ARM's general-purpose processor cores have long been used alongside DSP processors in products like cell phones, where the ARM core typically handles tasks like packet processing, user interface, and overall control, and the DSP handles the computationally demanding signal processing. But as ARM has gradually upgraded its cores with DSP-oriented features, more chip and system designers are considering whether to use an ARM core as a DSP engine. The question is, how much signal processing work can an ARM core handle?
In this article, we present our independent benchmark results for members of ARM's ARM11 core family, and look at these cores' performance on common DSP algorithms and on video decoding. We analyze and compare the ARM11's performance to that of earlier ARM cores and selected DSP processors.
ARM Moves Towards DSP
ARM cores are low-cost CPUs that are used in a huge range of embedded products. One of the key advantages to using ARM processors is that they are ubiquitous; lots of people know how to program them, and they have strong third-party support. The earliest ARM core, the ARM7, was poorly suited to signal processing; it didn't have a single-cycle multiplier, and it was based on a Von Neumann memory architecture that didn't allow data and instructions to be retrieved simultaneously. As a result, its signal processing performance was poor relative to DSP processors. This wasn't surprising, since the ARM7 wasn't designed to handle signal processing; it was designed as a pure CPU. But it turns out that people have used the ARM7 for simple signal processing anyway. That's because it's readily available, it's already in products, and sometimes it's just easier to implement signal processing on the processor you've already got than to add a new one. Of course, using an ARM7 for signal processing makes sense only for applications with relatively low computational demands; the ARM7 just isn't powerful enough to handle even moderately demanding signal processing.
As signal processing has become increasingly important in embedded applications, ARM has responded by enhancing its architectures with DSP-oriented features. The ARM9 and ARM9E, for example, both incorporate architectural features that, along with their higher clock speeds, help to improve their signal processing capabilities relative to the ARM7—though these processors still offer only modest signal processing performance.
The ARM11, one of ARM's newer core families, represents a significant upgrade over earlier ARM architectures in terms of signal processing features.
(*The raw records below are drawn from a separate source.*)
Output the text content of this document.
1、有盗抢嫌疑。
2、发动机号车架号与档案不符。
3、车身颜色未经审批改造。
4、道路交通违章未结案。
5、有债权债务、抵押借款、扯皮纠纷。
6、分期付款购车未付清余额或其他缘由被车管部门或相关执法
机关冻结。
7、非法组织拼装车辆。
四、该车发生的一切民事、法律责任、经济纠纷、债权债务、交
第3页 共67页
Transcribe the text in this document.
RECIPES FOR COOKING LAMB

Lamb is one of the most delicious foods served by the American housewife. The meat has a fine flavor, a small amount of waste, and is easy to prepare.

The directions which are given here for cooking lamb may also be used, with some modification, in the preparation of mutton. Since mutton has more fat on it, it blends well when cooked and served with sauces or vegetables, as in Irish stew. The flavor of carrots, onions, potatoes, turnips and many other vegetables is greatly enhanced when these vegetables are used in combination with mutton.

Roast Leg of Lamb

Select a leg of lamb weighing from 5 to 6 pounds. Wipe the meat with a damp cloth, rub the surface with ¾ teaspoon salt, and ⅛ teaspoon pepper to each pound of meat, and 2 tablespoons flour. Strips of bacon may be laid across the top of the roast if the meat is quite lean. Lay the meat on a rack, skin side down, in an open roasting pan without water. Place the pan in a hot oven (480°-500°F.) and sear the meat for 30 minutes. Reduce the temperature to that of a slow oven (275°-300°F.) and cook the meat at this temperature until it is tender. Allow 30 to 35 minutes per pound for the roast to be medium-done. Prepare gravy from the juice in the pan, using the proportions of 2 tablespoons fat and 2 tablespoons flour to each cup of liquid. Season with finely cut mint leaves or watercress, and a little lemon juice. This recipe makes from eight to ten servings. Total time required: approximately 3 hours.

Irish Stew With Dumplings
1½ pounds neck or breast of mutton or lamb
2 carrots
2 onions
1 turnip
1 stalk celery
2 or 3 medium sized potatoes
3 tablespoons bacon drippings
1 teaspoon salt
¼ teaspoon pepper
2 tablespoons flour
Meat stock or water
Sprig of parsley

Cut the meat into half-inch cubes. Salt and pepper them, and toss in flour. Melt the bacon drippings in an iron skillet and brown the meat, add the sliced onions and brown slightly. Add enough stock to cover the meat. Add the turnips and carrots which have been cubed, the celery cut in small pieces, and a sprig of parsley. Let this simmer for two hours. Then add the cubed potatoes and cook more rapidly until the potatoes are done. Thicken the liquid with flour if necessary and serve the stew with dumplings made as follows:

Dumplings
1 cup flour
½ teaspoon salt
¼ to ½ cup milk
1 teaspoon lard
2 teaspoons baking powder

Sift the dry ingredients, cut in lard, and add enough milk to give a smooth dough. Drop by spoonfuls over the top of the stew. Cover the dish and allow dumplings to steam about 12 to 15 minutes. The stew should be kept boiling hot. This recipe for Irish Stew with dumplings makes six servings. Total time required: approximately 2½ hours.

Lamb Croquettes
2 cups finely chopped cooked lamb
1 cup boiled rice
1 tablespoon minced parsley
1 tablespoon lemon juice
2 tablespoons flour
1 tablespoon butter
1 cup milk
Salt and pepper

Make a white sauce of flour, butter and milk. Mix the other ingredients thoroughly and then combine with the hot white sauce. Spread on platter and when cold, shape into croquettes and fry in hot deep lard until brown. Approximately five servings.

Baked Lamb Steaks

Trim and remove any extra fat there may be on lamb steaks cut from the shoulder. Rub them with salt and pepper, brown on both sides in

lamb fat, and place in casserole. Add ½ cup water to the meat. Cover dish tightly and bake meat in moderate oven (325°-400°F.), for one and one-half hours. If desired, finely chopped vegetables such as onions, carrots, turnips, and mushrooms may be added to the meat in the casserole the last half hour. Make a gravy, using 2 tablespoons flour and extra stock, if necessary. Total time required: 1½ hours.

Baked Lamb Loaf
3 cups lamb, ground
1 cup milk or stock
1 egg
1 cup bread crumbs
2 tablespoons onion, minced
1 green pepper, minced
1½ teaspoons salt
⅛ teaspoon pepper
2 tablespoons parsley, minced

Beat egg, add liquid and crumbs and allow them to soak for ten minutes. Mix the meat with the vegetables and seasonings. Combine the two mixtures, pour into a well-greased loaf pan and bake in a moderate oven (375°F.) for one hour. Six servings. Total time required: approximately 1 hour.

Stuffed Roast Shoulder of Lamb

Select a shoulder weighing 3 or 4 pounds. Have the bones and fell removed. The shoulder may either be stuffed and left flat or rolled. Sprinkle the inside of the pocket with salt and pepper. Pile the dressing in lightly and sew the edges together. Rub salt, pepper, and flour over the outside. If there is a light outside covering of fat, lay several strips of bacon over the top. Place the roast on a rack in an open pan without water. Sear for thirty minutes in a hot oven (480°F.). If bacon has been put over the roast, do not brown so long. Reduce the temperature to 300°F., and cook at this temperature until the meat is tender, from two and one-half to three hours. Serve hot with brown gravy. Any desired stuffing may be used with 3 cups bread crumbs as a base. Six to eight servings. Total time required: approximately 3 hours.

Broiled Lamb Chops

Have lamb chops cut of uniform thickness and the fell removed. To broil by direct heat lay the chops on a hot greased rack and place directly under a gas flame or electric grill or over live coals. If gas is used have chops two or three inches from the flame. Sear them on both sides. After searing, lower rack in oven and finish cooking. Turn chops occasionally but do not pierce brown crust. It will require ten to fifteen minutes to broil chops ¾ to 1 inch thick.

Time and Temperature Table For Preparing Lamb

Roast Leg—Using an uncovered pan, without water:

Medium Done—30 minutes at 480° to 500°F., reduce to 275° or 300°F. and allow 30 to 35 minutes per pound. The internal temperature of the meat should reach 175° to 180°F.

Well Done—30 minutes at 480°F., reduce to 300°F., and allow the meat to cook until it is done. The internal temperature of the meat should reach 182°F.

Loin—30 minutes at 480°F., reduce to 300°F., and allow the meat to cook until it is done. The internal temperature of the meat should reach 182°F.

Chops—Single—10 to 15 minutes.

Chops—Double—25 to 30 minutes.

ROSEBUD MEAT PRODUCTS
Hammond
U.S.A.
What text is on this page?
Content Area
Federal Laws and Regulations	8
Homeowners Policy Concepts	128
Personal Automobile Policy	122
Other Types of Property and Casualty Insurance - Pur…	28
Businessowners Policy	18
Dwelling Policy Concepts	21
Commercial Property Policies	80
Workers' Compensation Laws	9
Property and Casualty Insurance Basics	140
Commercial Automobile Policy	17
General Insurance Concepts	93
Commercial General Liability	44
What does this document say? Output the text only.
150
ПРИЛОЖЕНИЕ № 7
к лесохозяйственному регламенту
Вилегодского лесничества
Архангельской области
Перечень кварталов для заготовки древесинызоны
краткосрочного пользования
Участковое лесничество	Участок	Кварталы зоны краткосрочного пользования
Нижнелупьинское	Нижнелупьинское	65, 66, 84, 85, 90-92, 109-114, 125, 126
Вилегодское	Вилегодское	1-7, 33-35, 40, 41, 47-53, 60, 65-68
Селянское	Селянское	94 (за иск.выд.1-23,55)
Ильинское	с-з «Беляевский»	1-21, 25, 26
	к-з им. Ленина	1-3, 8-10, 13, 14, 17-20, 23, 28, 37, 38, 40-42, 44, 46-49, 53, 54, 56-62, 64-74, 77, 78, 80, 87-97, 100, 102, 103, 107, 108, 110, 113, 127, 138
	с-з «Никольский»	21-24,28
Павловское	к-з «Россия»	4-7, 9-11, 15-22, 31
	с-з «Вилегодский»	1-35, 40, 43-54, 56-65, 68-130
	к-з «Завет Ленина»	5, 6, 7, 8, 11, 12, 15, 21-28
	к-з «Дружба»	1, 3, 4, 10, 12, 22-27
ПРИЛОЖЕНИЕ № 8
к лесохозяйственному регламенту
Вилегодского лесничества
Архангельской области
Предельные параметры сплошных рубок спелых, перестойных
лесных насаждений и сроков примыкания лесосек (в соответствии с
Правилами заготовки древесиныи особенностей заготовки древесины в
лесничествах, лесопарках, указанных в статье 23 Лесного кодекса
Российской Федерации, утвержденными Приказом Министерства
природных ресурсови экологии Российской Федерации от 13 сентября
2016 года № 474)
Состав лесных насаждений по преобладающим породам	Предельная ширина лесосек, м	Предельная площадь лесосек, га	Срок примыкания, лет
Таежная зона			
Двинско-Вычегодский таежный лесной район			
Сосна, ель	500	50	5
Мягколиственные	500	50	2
Of particular interest are the new 8-bit and 16-bit SIMD (single instruction, multiple data) instructions, which are intended to accelerate video and audio processing. (ARM refers to these instructions as media processing extensions.) The ARM11 includes a 64-bit data bus (vs. 32 bits on earlier ARM processors) to help make use of these additional computational capabilities. The ARM11 also has a deeper pipeline, enabling higher clock rates. As we explain in more detail below, all of these factors combine to give the ARM11 significantly better signal processing performance than earlier ARM cores.
Assessing the ARM11
BDTI has assessed the digital signal processing performance of the ARM11 using two of its highly respected benchmark suites. The first results we'll present are for the BDTI DSP Kernel Benchmarks, which consist of 12 common DSP algorithms (such as FIR filters and FFTs). Each algorithm is carefully optimized on each target processor, mirroring how such functions are typically implemented in signal processing applications. A processor's results from BDTI's 12 kernel benchmarks are used to evaluate its speed, energy efficiency, memory efficiency, and cost performance. These results are also used to generate the processor's BDTImark2000™ score. The BDTImark2000 is an overall DSP speed metric, with a higher score indicating a faster processor. Figure 1 illustrates the ARM1176 and ARM1136 results on the BDTImark2000, alongside those of several other processors. (BDTImark2000 scores for additional processors are available on BDTI's web site, at http://www.bdti.com/bdtimark/BDTImark2000.htm.)

Figure 1: Certified BDTImark2000&trade results. The BDTImark2000 is an overall measure of processors' signal processing speed, based on the BDTI DSP Kernel Benchmarks. BDTIsimMark2000 scores are measured on simulators rather than on hardware, and may use projected clock speeds.
As shown in Figure 1, the architectural changes and higher clock speed make the ARM11 cores significantly faster than the ARM9E, and slightly faster than the MIPS24KEc (a DSP-enhanced MIPS core). The ARM11 isn't the fastest core shown here; not surprisingly, the CEVA-X1620—which is a high-performance DSP core—is much faster. The ARM11 is, however, within striking range of the speed of TI's low-cost, low-power DSP architecture, the TMS320C55x, which is commonly used in applications like cellular telephones. And more generally, the ARM11 is fast enough that it's possible to use it as a stand-alone signal processing engine for moderately demanding applications.
The ARM11 has to run at a faster clock rate to achieve similar signal processing performance to the TI TMS320C55x, which suggests that the ARM11's energy efficiency will be lower. And to match the speed of the CEVA DSP core, the ARM11 would have to run at roughly twice the CEVA's clock speed. Figure 2 shows the relative DSP energy efficiency for the ARM11 cores alongside that of a typical high-performance DSP core.

Figure 2: DSP energy efficiency, based on BDTI's DSP Kernel Benchmark results.
There are two sides to the benchmark results shown in Figure 1 and Figure 2. In ARM's favor, it's clear that the ARM11 cores have sufficient signal processing performance for a significant range of applications. On the other hand, using a dedicated DSP core can yield higher digital signal processing performance and superior energy efficiency compared to running signal processing tasks on an ARM11. Of course, factors other than performance and efficiency often play a central role in processor selection decisions. For example, as we described earlier, it's often the case that a CPU is required for non-signal-processing functions (as it is in a cell phone) and it may be desirable to recruit that processor to run the required signal processing tasks rather than adding a separate DSP processor: Using one core instead of two means a single software development environment, simpler system design and possibly a simpler programming model. (For many of the same reasons, it's sometimes desirable to replace a DSP core with a second CPU.) The BDTI DSP Kernel Benchmarks results indicate that an ARM11 core can play that dual role in some applications, since its overall signal processing speed is similar to that of low-cost DSP processors.
|